Friday, August 2, 2013

Ah, graduation!

So.
I have one year left to contemplate the future of myself and my family.  In precisely 11 months from now, I will be in possession of two undergraduate degrees, both Bachelors of Science.  My first is in Anthropology, a social science, a less marketable and highly competitive field.  Archaeology is wicked fun and fascinating, but very difficult to make a living at, without an advanced degree.  Subsequently, I decided to bring my cultivate my former minor into a second degree, and am now an aspiring Geologist.  Fun, challenging classes in real science (and much math), with a lot more promise upon graduation.  My grades are great, my relationships with my professors are quite positive, and I have glowing references from them.  I have done field work for two of them, and independent/structured research for my advisor.  I am in the throes of an Honors Thesis at this very moment.

This summer, I secured a most promising internship with an environmental geology firm that contracts to the Feds.  The work is outdoors, interesting, stable, relevant...the folks here are all long-timers (some over 3 decades!).  It's a wonderful opportunity, if it turns into full-time regular employment after graduation. 

My prospects for graduate school are the best they have ever been.  There is currently a professor at a research institution who is waiting for my application to supplement my reference letters and vita, and he was wowed from the start by my SOP.  He speaks as if I am already in, he is carving out a place for me in his research group, and has insisted I address him by first name only.  This would be a funded PhD program that would be functionally a job.  Conduct research, teach classes, write my dissertation, get paid.  Great deal if you can get it.

So.  It may seem obvious at this point that it would be difficult for both options to coexist.  Not impossible, as the employer has a satellite facility near the graduate school.  But the likelihood of getting on, even as an intern for several more years, may not be as easy as all that. 

Much more importantly, I am a family  man.  My family and I have lived in the same house for 10 years, and have invested a lot of blood, sweat, and tears, as the saying goes.  The house is the only home my children have ever known.  At my age and stage in life, I crave stability, and my family deserves it.  Finding myself in sudden upheaval after many years in a stable job is the impetus for my return to school, in an effort to shift gears, change careers, and be more keepable by anyone I could coerce into hiring me. 
Given the premises that family comes first, and that stability is highly important for my family, it would behoove me to pursue full time regular employment with the company where I currently intern, upon graduation.  Stay here, work locally, keep the house and all it's unfinished projects, and be the rock my children need when they grow up.

right?

Despite the great rapport I've built rapidly with Professor FirstName, and the realm of opportunities that await a PhD in Geosciences (a field where a PhD is actually very employable in the private sector, unlike most other fields), the best decision for the family and all our futures is the slow and steady bird in the hand, the job I have, not the job I don't have and may never get.  That's my point of view.

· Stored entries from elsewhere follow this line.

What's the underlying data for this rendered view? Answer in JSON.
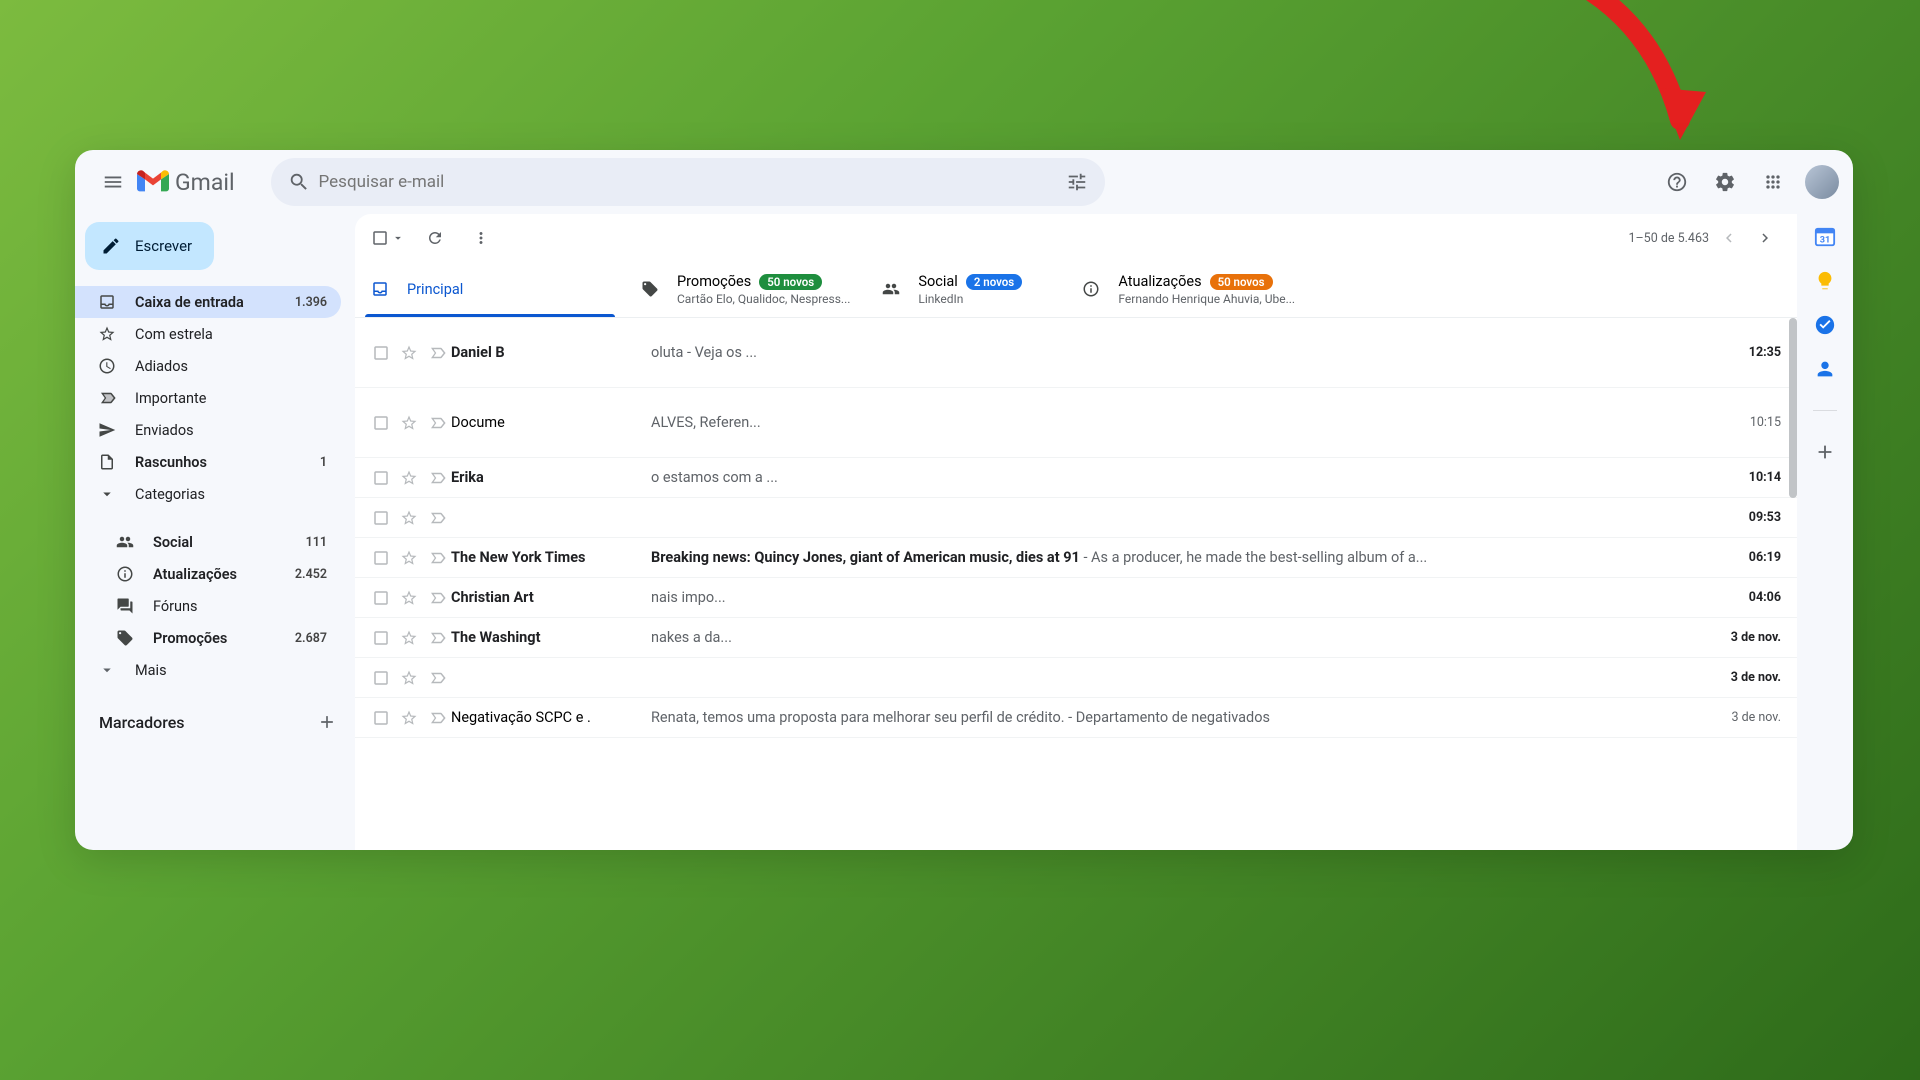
{
  "app": {
    "name": "Gmail"
  },
  "search": {
    "placeholder": "Pesquisar e-mail"
  },
  "compose": {
    "label": "Escrever"
  },
  "sidebar": {
    "items": [
      {
        "label": "Caixa de entrada",
        "count": "1.396",
        "active": true,
        "bold": true,
        "icon": "inbox"
      },
      {
        "label": "Com estrela",
        "count": "",
        "active": false,
        "bold": false,
        "icon": "star"
      },
      {
        "label": "Adiados",
        "count": "",
        "active": false,
        "bold": false,
        "icon": "clock"
      },
      {
        "label": "Importante",
        "count": "",
        "active": false,
        "bold": false,
        "icon": "important"
      },
      {
        "label": "Enviados",
        "count": "",
        "active": false,
        "bold": false,
        "icon": "send"
      },
      {
        "label": "Rascunhos",
        "count": "1",
        "active": false,
        "bold": true,
        "icon": "draft"
      },
      {
        "label": "Categorias",
        "count": "",
        "active": false,
        "bold": false,
        "icon": "expand"
      }
    ],
    "categories": [
      {
        "label": "Social",
        "count": "111",
        "bold": true,
        "icon": "people"
      },
      {
        "label": "Atualizações",
        "count": "2.452",
        "bold": true,
        "icon": "info"
      },
      {
        "label": "Fóruns",
        "count": "",
        "bold": false,
        "icon": "forum"
      },
      {
        "label": "Promoções",
        "count": "2.687",
        "bold": true,
        "icon": "tag"
      }
    ],
    "more": "Mais",
    "labels_header": "Marcadores"
  },
  "toolbar": {
    "page_range": "1–50 de 5.463"
  },
  "tabs": [
    {
      "label": "Principal",
      "badge": "",
      "badge_color": "",
      "sub": "",
      "icon": "inbox",
      "active": true
    },
    {
      "label": "Promoções",
      "badge": "50 novos",
      "badge_color": "green",
      "sub": "Cartão Elo, Qualidoc, Nespress...",
      "icon": "tag",
      "active": false
    },
    {
      "label": "Social",
      "badge": "2 novos",
      "badge_color": "blue",
      "sub": "LinkedIn",
      "icon": "people",
      "active": false
    },
    {
      "label": "Atualizações",
      "badge": "50 novos",
      "badge_color": "orange",
      "sub": "Fernando Henrique Ahuvia, Ube...",
      "icon": "info",
      "active": false
    }
  ],
  "emails": [
    {
      "sender": "Daniel B",
      "subject": "",
      "snippet": "oluta - Veja os ...",
      "time": "12:35",
      "unread": true,
      "tall": true
    },
    {
      "sender": "Docume",
      "subject": "",
      "snippet": "ALVES, Referen...",
      "time": "10:15",
      "unread": false,
      "tall": true
    },
    {
      "sender": "Erika",
      "subject": "",
      "snippet": "o estamos com a ...",
      "time": "10:14",
      "unread": true,
      "tall": false
    },
    {
      "sender": "",
      "subject": "",
      "snippet": "",
      "time": "09:53",
      "unread": true,
      "tall": false
    },
    {
      "sender": "The New York Times",
      "subject": "Breaking news: Quincy Jones, giant of American music, dies at 91",
      "snippet": " - As a producer, he made the best-selling album of a...",
      "time": "06:19",
      "unread": true,
      "tall": false
    },
    {
      "sender": "Christian Art",
      "subject": "",
      "snippet": "nais impo...",
      "time": "04:06",
      "unread": true,
      "tall": false
    },
    {
      "sender": "The Washingt",
      "subject": "",
      "snippet": "nakes a da...",
      "time": "3 de nov.",
      "unread": true,
      "tall": false
    },
    {
      "sender": "",
      "subject": "",
      "snippet": "",
      "time": "3 de nov.",
      "unread": true,
      "tall": false
    },
    {
      "sender": "Negativação SCPC e .",
      "subject": "Renata, temos uma proposta para melhorar seu perfil de crédito.",
      "snippet": " - Departamento de negativados",
      "time": "3 de nov.",
      "unread": false,
      "tall": false
    }
  ],
  "sidepanel": {
    "calendar_day": "31"
  }
}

Here's the wrinkle.  The internship may NOT evolve into full time regular work after graduation.  There will be an opening due to retirement between now and then, but probably in 6 months, not 11, and it will very likely be filled before I am available.
My best hope with this company appears to be a return as an intern upon graduation, at the same pay I currently earn, which is good, but not great, and not nearly enough to cover the student loan payments that will become due once I finish school.  Said unbenefitted internship may last until another opening comes up, which could be years. 

stress, worry, anxiety.  Suddenly, neither option looks palatable. 

More updates on this situation as they become available.